Kenya
Le président érythréen Issaias Afeworki a rejeté jeudi les accusations de violations des droits de l'Homme par son armée dans la région éthiopienne du Tigré, les qualifiant de "chimère" et de "désinformation".
"Il y a une chimère dans les esprits de ceux qui participent à (...) ce que j'appelle une entreprise de fabrication de la désinformation", a-t-il déclaré à des journalistes lors d'une conférence de presse à Nairobi avec son homologue kényan William Ruto, sans répondre davantage aux questions sur la présence militaire érythréenne au Tigré voisin.
Les troupes érythréennes ont soutenu les forces gouvernementales éthiopiennes dans leur offensive lancée en novembre 2020 contre celles des autorités rebelles de la région du Tigré issues du Front de libération du peuple du Tigré (TPLF), ennemi juré du régime d'Asmara.
Les Etats-Unis et des organisations de défense des droits humains les ont accusées d'avoir commis des atrocités durant le conflit, notamment le massacre de centaines de civils.
Un accord de paix a été signé en novembre 2022 entre le gouvernement éthiopien et les rebelles du Tigré, mais l'Érythrée n'a pas participé aux discussions et ses troupes continuent d'être présentes dans la région, selon des habitants.
L’accord de paix prévoyait notamment le désarmement des forces tigréennes, qui devait se faire "simultanément avec le retrait des forces étrangères", en référence à l’Érythrée, jamais mentionnée dans le document.

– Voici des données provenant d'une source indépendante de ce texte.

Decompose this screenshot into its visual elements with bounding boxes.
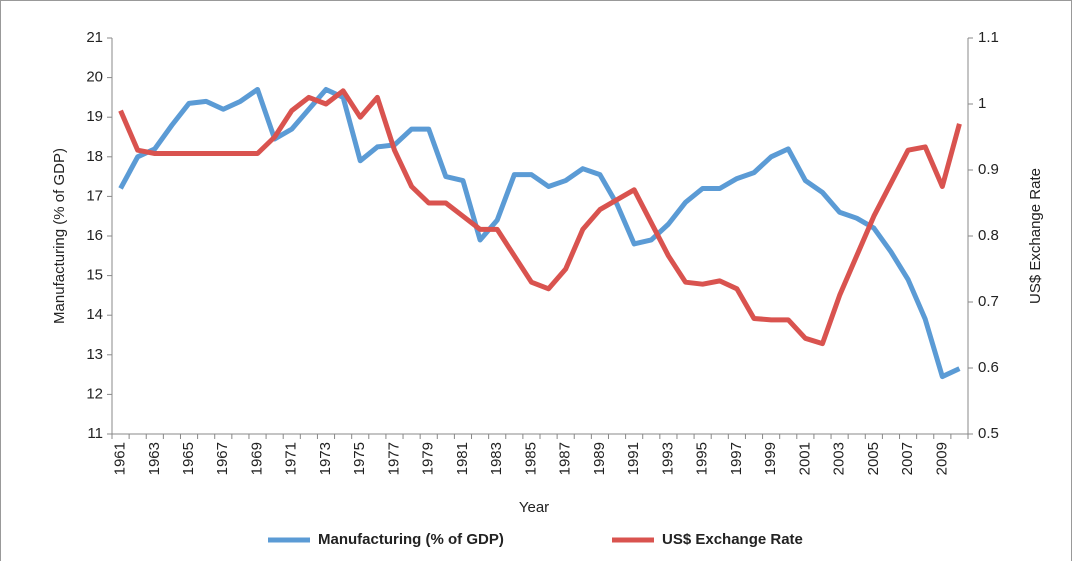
x-tick-label: 1983	[488, 442, 505, 475]
y-tick-label: 11	[87, 425, 103, 442]
x-tick-label: 2007	[899, 442, 916, 475]
x-tick-label: 2001	[796, 442, 813, 475]
y2-tick-label: 0.5	[978, 425, 999, 442]
x-tick-label: 2005	[865, 442, 882, 475]
legend-label: US$ Exchange Rate	[662, 531, 803, 548]
x-tick-label: 1973	[317, 442, 334, 475]
x-tick-label: 1987	[557, 442, 574, 475]
x-tick-label: 1991	[625, 442, 642, 475]
x-tick-label: 1995	[694, 442, 711, 475]
x-tick-label: 1971	[283, 442, 300, 475]
y-tick-label: 17	[86, 187, 103, 204]
x-tick-label: 1989	[591, 442, 608, 475]
x-tick-label: 2003	[831, 442, 848, 475]
y2-tick-label: 1	[978, 95, 986, 112]
x-tick-label: 1981	[454, 442, 471, 475]
x-tick-label: 1975	[351, 442, 368, 475]
x-tick-label: 2009	[933, 442, 950, 475]
y-tick-label: 15	[86, 267, 103, 284]
y-tick-label: 16	[86, 227, 103, 244]
y-tick-label: 19	[86, 108, 103, 125]
x-tick-label: 1985	[522, 442, 539, 475]
y2-tick-label: 0.9	[978, 161, 999, 178]
x-tick-label: 1965	[180, 442, 197, 475]
x-tick-label: 1977	[385, 442, 402, 475]
x-tick-label: 1997	[728, 442, 745, 475]
series-line	[118, 88, 962, 347]
y2-tick-label: 0.6	[978, 359, 999, 376]
series-line	[118, 86, 961, 380]
y-tick-label: 18	[86, 148, 103, 165]
x-tick-label: 1967	[214, 442, 231, 475]
x-tick-label: 1993	[659, 442, 676, 475]
x-tick-label: 1969	[248, 442, 265, 475]
y-tick-label: 12	[86, 385, 103, 402]
x-tick-label: 1979	[420, 442, 437, 475]
legend-label: Manufacturing (% of GDP)	[318, 531, 504, 548]
y-tick-label: 21	[86, 29, 103, 46]
x-tick-label: 1963	[146, 442, 163, 475]
y-axis-title: Manufacturing (% of GDP)	[51, 148, 68, 324]
y2-axis-title: US$ Exchange Rate	[1027, 168, 1044, 304]
y-tick-label: 20	[86, 69, 103, 86]
y2-tick-label: 0.8	[978, 227, 999, 244]
x-tick-label: 1999	[762, 442, 779, 475]
x-tick-label: 1961	[112, 442, 129, 475]
y2-tick-label: 0.7	[978, 293, 999, 310]
y-tick-label: 14	[86, 306, 103, 323]
y-tick-label: 13	[86, 346, 103, 363]
y2-tick-label: 1.1	[978, 29, 999, 46]
x-axis-title: Year	[519, 499, 549, 516]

Les rebelles tigréens ont commencé en janvier à rendre leurs armes lourdes.
"Désinformation"
Les accès au Tigré étant restreints, il est impossible de vérifier de manière indépendante la situation sur le terrain, notamment la présence des forces érythréennes.
"Je n'ai aucune intention de m'ingérer dans cette affaire malgré la campagne de désinformation engagée pour tenter de perturber le processus de paix en Ethiopie et de créer un conflit entre l'Érythrée et l'Éthiopie", a déclaré M. Issaias, 77 ans, éludant toujours la question de la présence de ses troupes en territoire éthiopien.
"Ne prenez pas l'Érythrée comme prétexte pour les problèmes de l'Éthiopie ou du reste de la région. N'essayez pas de nous entraîner là-dedans. C'est une chimère de ceux qui veulent faire dérailler tout processus de paix", a-t-il insisté.
L'accord de paix "est signé, il prendra du temps à être mis en place sur le terrain", a poursuivi le chef de l'Etat érythréen.
Addis Abeba et Asmara ont nié pendant des mois toute implication érythréenne au Tigré. Fin mars 2021, le premier ministre éthiopien Abiy Ahmed a finalement admis leur présence. Leur départ a été annoncé à plusieurs reprises, mais jamais vérifié.
Ces troupes ont été accusées de pillages, de massacres et de viols tout au long du conflit, notamment dans la ville d'Aksoum ou le village de Dengolat.
Le bilan précis de ce conflit jalonné d'exactions, qui s'est déroulé largement à huis clos, est inconnu. L'envoyé de l'Union africaine pour la Corne de l'Afrique, Olusegun Obasanjo, a déclaré mi-janvier que jusqu'à 600.000 personnes auraient été tuées.
La guerre a également déplacé plus de deux millions de personnes et plongé des centaines de milliers de personnes dans des conditions proches de la famine, selon l'ONU.
Durant la conférence de presse, les deux dirigeants ont également annoncé le retour de l’Erythrée au sein de l'Autorité intergouvernementale pour le Développement (Igad), groupement de pays de l'est africain qu'Asmara avait quitté en 2007 à la suite de différends avec l’Ethiopie.
L'Igad est notamment chargée de superviser l’accord de paix.
Depuis la signature de l'accord, le courant a été rétabli dans certaines parties du Tigré, ainsi que les liaisons aériennes.
En septembre, des experts avaient dans un rapport destiné au Conseil des droits de l'homme de l'ONU indiqué que des crimes de guerre et des crimes contre l'humanité avaient probablement été commis, de la part de toutes les parties belligérantes, lors de la guerre au Tigré.
Jeudi, l’ONG Human Rights Watch a appelé à des sanctions contre des dirigeants érythréens, accusant les autorités d’enrôler de force des milliers de personnes, dont des mineurs pour le service militaire et de punir les familles de ceux qui s’y soustraient.